How do you increase farmers’ profits and consumers’ meat consumption without asking farmers or consumers to break the bank?
In Ithaca, NY, Matt LeRoux, an agriculture marketing specialist at the Cornell Cooperative Extension of Tompkins County, and Keri Bartlett of Cornell Cooperative Extension of Steuben County, set out to find answers, and the Meat Locker Pilot Project is one of them.
Two 10 foot by 14 foot lockers, which will be located in downtown Ithaca and nearby Corning, will provide consumers with a convenient space for bulk meat storage, saving consumers money while expanding the meat market and farmers’ profits.
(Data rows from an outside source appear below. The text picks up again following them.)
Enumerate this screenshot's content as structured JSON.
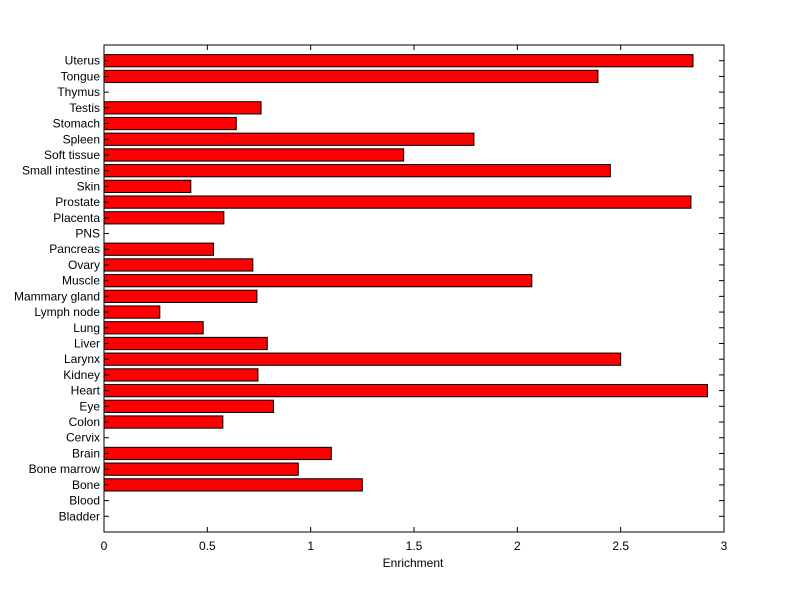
{
  "chart_data": {
    "type": "bar",
    "orientation": "horizontal",
    "xlabel": "Enrichment",
    "xlim": [
      0,
      3
    ],
    "x_ticks": [
      0,
      0.5,
      1,
      1.5,
      2,
      2.5,
      3
    ],
    "x_tick_labels": [
      "0",
      "0.5",
      "1",
      "1.5",
      "2",
      "2.5",
      "3"
    ],
    "grid": false,
    "bar_color": "#ff0000",
    "categories": [
      "Uterus",
      "Tongue",
      "Thymus",
      "Testis",
      "Stomach",
      "Spleen",
      "Soft tissue",
      "Small intestine",
      "Skin",
      "Prostate",
      "Placenta",
      "PNS",
      "Pancreas",
      "Ovary",
      "Muscle",
      "Mammary gland",
      "Lymph node",
      "Lung",
      "Liver",
      "Larynx",
      "Kidney",
      "Heart",
      "Eye",
      "Colon",
      "Cervix",
      "Brain",
      "Bone marrow",
      "Bone",
      "Blood",
      "Bladder"
    ],
    "values": [
      2.85,
      2.39,
      0,
      0.76,
      0.64,
      1.79,
      1.45,
      2.45,
      0.42,
      2.84,
      0.58,
      0,
      0.53,
      0.72,
      2.07,
      0.74,
      0.27,
      0.48,
      0.79,
      2.5,
      0.745,
      2.92,
      0.82,
      0.575,
      0,
      1.1,
      0.94,
      1.25,
      0,
      0
    ]
  }
}
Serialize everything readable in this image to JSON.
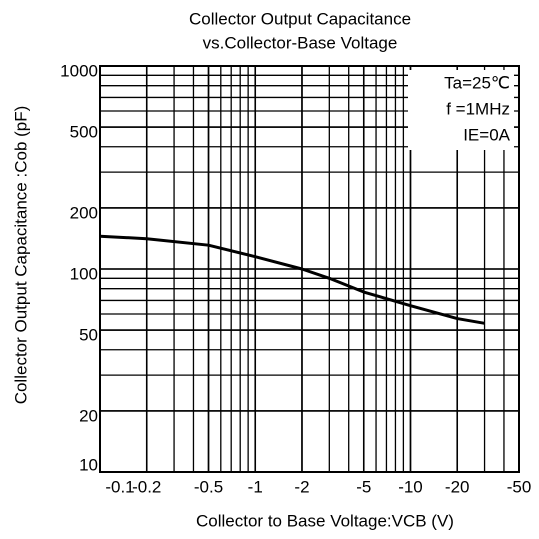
{
  "chart_data": {
    "type": "line",
    "title": "Collector Output Capacitance",
    "subtitle": "vs.Collector-Base Voltage",
    "x_label": "Collector to Base Voltage:VCB (V)",
    "y_label": "Collector  Output Capacitance :Cob (pF)",
    "annotations": [
      "Ta=25℃",
      "f =1MHz",
      "IE=0A"
    ],
    "x": [
      -0.1,
      -0.2,
      -0.5,
      -1,
      -2,
      -3,
      -5,
      -10,
      -20,
      -30
    ],
    "series": [
      {
        "name": "Cob",
        "color": "#000000",
        "values": [
          145,
          141,
          131,
          115,
          100,
          90,
          77,
          66,
          57,
          54
        ]
      }
    ],
    "xscale": "log",
    "yscale": "log",
    "xlim": [
      -0.1,
      -50
    ],
    "ylim": [
      10,
      1000
    ],
    "xticks": [
      -0.1,
      -0.2,
      -0.5,
      -1,
      -2,
      -5,
      -10,
      -20,
      -50
    ],
    "yticks": [
      10,
      20,
      50,
      100,
      200,
      500,
      1000
    ],
    "grid": true
  }
}
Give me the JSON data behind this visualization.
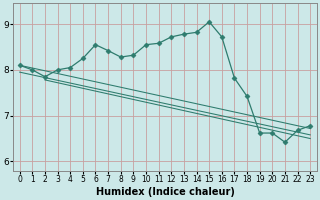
{
  "xlabel": "Humidex (Indice chaleur)",
  "bg_color": "#cce8e8",
  "plot_bg_color": "#cce8e8",
  "line_color": "#2e7c6e",
  "marker_color": "#2e7c6e",
  "grid_color": "#c8a0a0",
  "spine_color": "#888888",
  "font_color": "#000000",
  "xlim": [
    -0.5,
    23.5
  ],
  "ylim": [
    5.8,
    9.45
  ],
  "yticks": [
    6,
    7,
    8,
    9
  ],
  "xticks": [
    0,
    1,
    2,
    3,
    4,
    5,
    6,
    7,
    8,
    9,
    10,
    11,
    12,
    13,
    14,
    15,
    16,
    17,
    18,
    19,
    20,
    21,
    22,
    23
  ],
  "series": [
    [
      0,
      8.1
    ],
    [
      1,
      8.0
    ],
    [
      2,
      7.85
    ],
    [
      3,
      8.0
    ],
    [
      4,
      8.05
    ],
    [
      5,
      8.25
    ],
    [
      6,
      8.55
    ],
    [
      7,
      8.42
    ],
    [
      8,
      8.28
    ],
    [
      9,
      8.32
    ],
    [
      10,
      8.55
    ],
    [
      11,
      8.58
    ],
    [
      12,
      8.72
    ],
    [
      13,
      8.78
    ],
    [
      14,
      8.82
    ],
    [
      15,
      9.05
    ],
    [
      16,
      8.72
    ],
    [
      17,
      7.82
    ],
    [
      18,
      7.42
    ],
    [
      19,
      6.62
    ],
    [
      20,
      6.62
    ],
    [
      21,
      6.42
    ],
    [
      22,
      6.68
    ],
    [
      23,
      6.78
    ]
  ],
  "linear_lines": [
    [
      [
        0,
        8.1
      ],
      [
        23,
        6.72
      ]
    ],
    [
      [
        0,
        7.95
      ],
      [
        23,
        6.58
      ]
    ],
    [
      [
        2,
        7.78
      ],
      [
        23,
        6.5
      ]
    ]
  ],
  "xlabel_fontsize": 7,
  "tick_fontsize_x": 5.5,
  "tick_fontsize_y": 6.5,
  "linewidth": 0.9,
  "markersize": 2.5
}
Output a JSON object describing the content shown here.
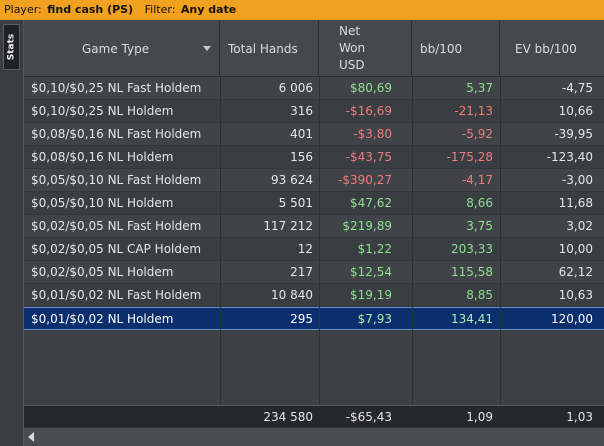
{
  "filter_bar": {
    "player_label": "Player:",
    "player_value": "find cash (PS)",
    "filter_label": "Filter:",
    "filter_value": "Any date"
  },
  "side_tab": {
    "label": "Stats"
  },
  "columns": [
    {
      "label": "Game Type"
    },
    {
      "label": "Total Hands"
    },
    {
      "label": "Net Won USD",
      "lines": [
        "Net",
        "Won",
        "USD"
      ]
    },
    {
      "label": "bb/100"
    },
    {
      "label": "EV bb/100"
    }
  ],
  "rows": [
    {
      "game": "$0,10/$0,25 NL Fast Holdem",
      "hands": "6 006",
      "net": "$80,69",
      "net_sign": "pos",
      "bb100": "5,37",
      "bb_sign": "pos",
      "ev": "-4,75"
    },
    {
      "game": "$0,10/$0,25 NL Holdem",
      "hands": "316",
      "net": "-$16,69",
      "net_sign": "neg",
      "bb100": "-21,13",
      "bb_sign": "neg",
      "ev": "10,66"
    },
    {
      "game": "$0,08/$0,16 NL Fast Holdem",
      "hands": "401",
      "net": "-$3,80",
      "net_sign": "neg",
      "bb100": "-5,92",
      "bb_sign": "neg",
      "ev": "-39,95"
    },
    {
      "game": "$0,08/$0,16 NL Holdem",
      "hands": "156",
      "net": "-$43,75",
      "net_sign": "neg",
      "bb100": "-175,28",
      "bb_sign": "neg",
      "ev": "-123,40"
    },
    {
      "game": "$0,05/$0,10 NL Fast Holdem",
      "hands": "93 624",
      "net": "-$390,27",
      "net_sign": "neg",
      "bb100": "-4,17",
      "bb_sign": "neg",
      "ev": "-3,00"
    },
    {
      "game": "$0,05/$0,10 NL Holdem",
      "hands": "5 501",
      "net": "$47,62",
      "net_sign": "pos",
      "bb100": "8,66",
      "bb_sign": "pos",
      "ev": "11,68"
    },
    {
      "game": "$0,02/$0,05 NL Fast Holdem",
      "hands": "117 212",
      "net": "$219,89",
      "net_sign": "pos",
      "bb100": "3,75",
      "bb_sign": "pos",
      "ev": "3,02"
    },
    {
      "game": "$0,02/$0,05 NL CAP Holdem",
      "hands": "12",
      "net": "$1,22",
      "net_sign": "pos",
      "bb100": "203,33",
      "bb_sign": "pos",
      "ev": "10,00"
    },
    {
      "game": "$0,02/$0,05 NL Holdem",
      "hands": "217",
      "net": "$12,54",
      "net_sign": "pos",
      "bb100": "115,58",
      "bb_sign": "pos",
      "ev": "62,12"
    },
    {
      "game": "$0,01/$0,02 NL Fast Holdem",
      "hands": "10 840",
      "net": "$19,19",
      "net_sign": "pos",
      "bb100": "8,85",
      "bb_sign": "pos",
      "ev": "10,63"
    },
    {
      "game": "$0,01/$0,02 NL Holdem",
      "hands": "295",
      "net": "$7,93",
      "net_sign": "pos",
      "bb100": "134,41",
      "bb_sign": "pos",
      "ev": "120,00",
      "selected": true
    }
  ],
  "totals": {
    "hands": "234 580",
    "net": "-$65,43",
    "bb100": "1,09",
    "ev": "1,03"
  },
  "colors": {
    "filter_bar": "#f2a020",
    "positive": "#8fe08f",
    "negative": "#f07b7b",
    "selected_row": "#0b2e6e"
  }
}
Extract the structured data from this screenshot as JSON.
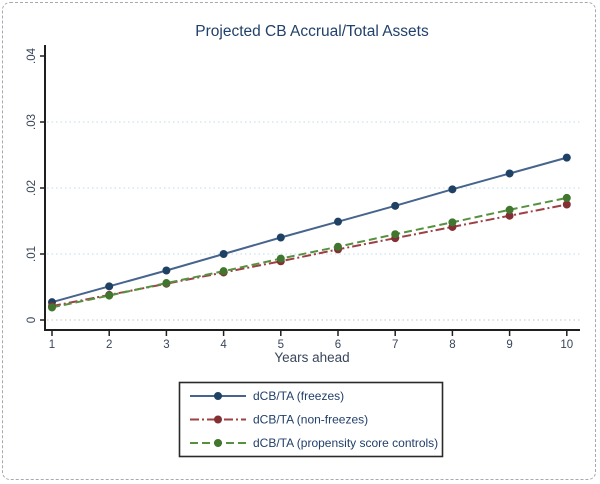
{
  "window": {
    "background": "#ffffff",
    "border_color": "#a6aab0"
  },
  "chart_data": {
    "type": "line",
    "title": "Projected CB Accrual/Total Assets",
    "xlabel": "Years ahead",
    "ylabel": "",
    "x": [
      1,
      2,
      3,
      4,
      5,
      6,
      7,
      8,
      9,
      10
    ],
    "x_tick_labels": [
      "1",
      "2",
      "3",
      "4",
      "5",
      "6",
      "7",
      "8",
      "9",
      "10"
    ],
    "y_ticks": [
      0,
      0.01,
      0.02,
      0.03,
      0.04
    ],
    "y_tick_labels": [
      "0",
      ".01",
      ".02",
      ".03",
      ".04"
    ],
    "xlim": [
      1,
      10
    ],
    "ylim": [
      0,
      0.04
    ],
    "grid": "horizontal dotted lines at 0, .01, .02, .03 (none at .04)",
    "legend_position": "bottom-center, boxed",
    "series": [
      {
        "name": "dCB/TA (freezes)",
        "color": "#46648c",
        "marker_color": "#1e4164",
        "marker": "circle",
        "dash": "none",
        "values": [
          0.0027,
          0.0051,
          0.0075,
          0.01,
          0.0125,
          0.0149,
          0.0173,
          0.0198,
          0.0222,
          0.0246
        ]
      },
      {
        "name": "dCB/TA (non-freezes)",
        "color": "#9e4146",
        "marker_color": "#832f34",
        "marker": "circle",
        "dash": "9 3 2 3",
        "values": [
          0.0021,
          0.0038,
          0.0055,
          0.0072,
          0.0089,
          0.0107,
          0.0124,
          0.0141,
          0.0158,
          0.0175
        ]
      },
      {
        "name": "dCB/TA (propensity score controls)",
        "color": "#579140",
        "marker_color": "#41762e",
        "marker": "circle",
        "dash": "8 4",
        "values": [
          0.0019,
          0.0037,
          0.0056,
          0.0074,
          0.0093,
          0.0111,
          0.013,
          0.0148,
          0.0167,
          0.0185
        ]
      }
    ],
    "grid_color": "#bcdce8",
    "zero_grid_color": "#c4c4c4",
    "axis_color": "#1f1f1f",
    "title_color": "#21406b",
    "label_color": "#39465a",
    "legend_text_color": "#21406b",
    "legend_border_color": "#2a2a2a"
  }
}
The Project was inspired by the communal freezers that were popular prior to the 1960s, when families started purchasing personal freezer units and buying grocery store meat.
Meat locker users will pay between three and five dollars per month to rent one of 50 lockers, and they will be able to access their lockers during designated hours. Farmers don’t have to pay into the locker system; consumers can choose to purchase meat from any farmer. LeRoux hopes the freezer space will incentivize consumers to up their meat purchases, expanding the local meat market.
After LeRoux conducted a study in marketing channel efficiency for vegetable farmers, farmers began asking if he could do a similar analysis for livestock. The resulting research, funded through several USDA SARE (Sustainable Agriculture Research and Education) grants, revealed that direct marketing through the “freezer trade” saves farmers and consumers money. It allows farmers to sell meat above the commodity price, because direct marketing, unlike auctions or commodity sales, lets farmers be price makers, not price takers. Freezer trade reduces the need for labor-intensive inventory management, and drastically cuts the time it takes farmers to sell meat, when compared to farmer’s markets. This method also allows livestock farmers to circumvent the USDA slaughterhouse regulations that are problematic for small farmers, as the animals are sold before they’re slaughtered. Direct freezer trade helps meat buyers: local meat, sold in bulk via the direct freezer trade, is likely cheaper than grocery store meat.
LeRoux’s and Bartlett’s research showed that consumers wanted to buy local meat in bulk, but didn’t do so because of price constraints and lack of freezer space. “Farmers said, ‘I would love to sell more freezer trade, but I don’t know how to find more customers.’ We felt we could address these issues with the Meat Locker Project,” says LeRoux. “The intention of the locker is to further address these barriers that keep people from buying local meat…I want to make new local meat buyers. These consumers want local meat, and the farmers want to sell it, but they don’t know how to find each other. If we address those issues, we should have a whole new group of people buying local meat that never did before,” says LeRoux. He hopes that the Meat Locker Project will serve as an example for other communities seeking to grow their meat markets. An $80,000 USDA Farmers Market Promotion Program grant will cover most of the Project’s costs, although an additional $20,000 are necessary to get the locker up and running.
LeRoux has received positive feedback from Ithaca livestock farmers. He surveyed the farmers to see if the Meat Locker Project would address their needs, and he received very positive feedback from farmers, as well as lots of help with advertising and fundraising for the project. Marcia Bauchle runs Straight Way Farm in Montour Falls, New York, and sells dry-aged beef by the pound. She says, “I think the Meat Locker is a great idea to help more people buy bulk meat who don’t have room or can’t normally afford it.” How will the Meat Locker help her market her products? “If people live in apartments or don’t have a freezer, I can say to them that this locker is an option.”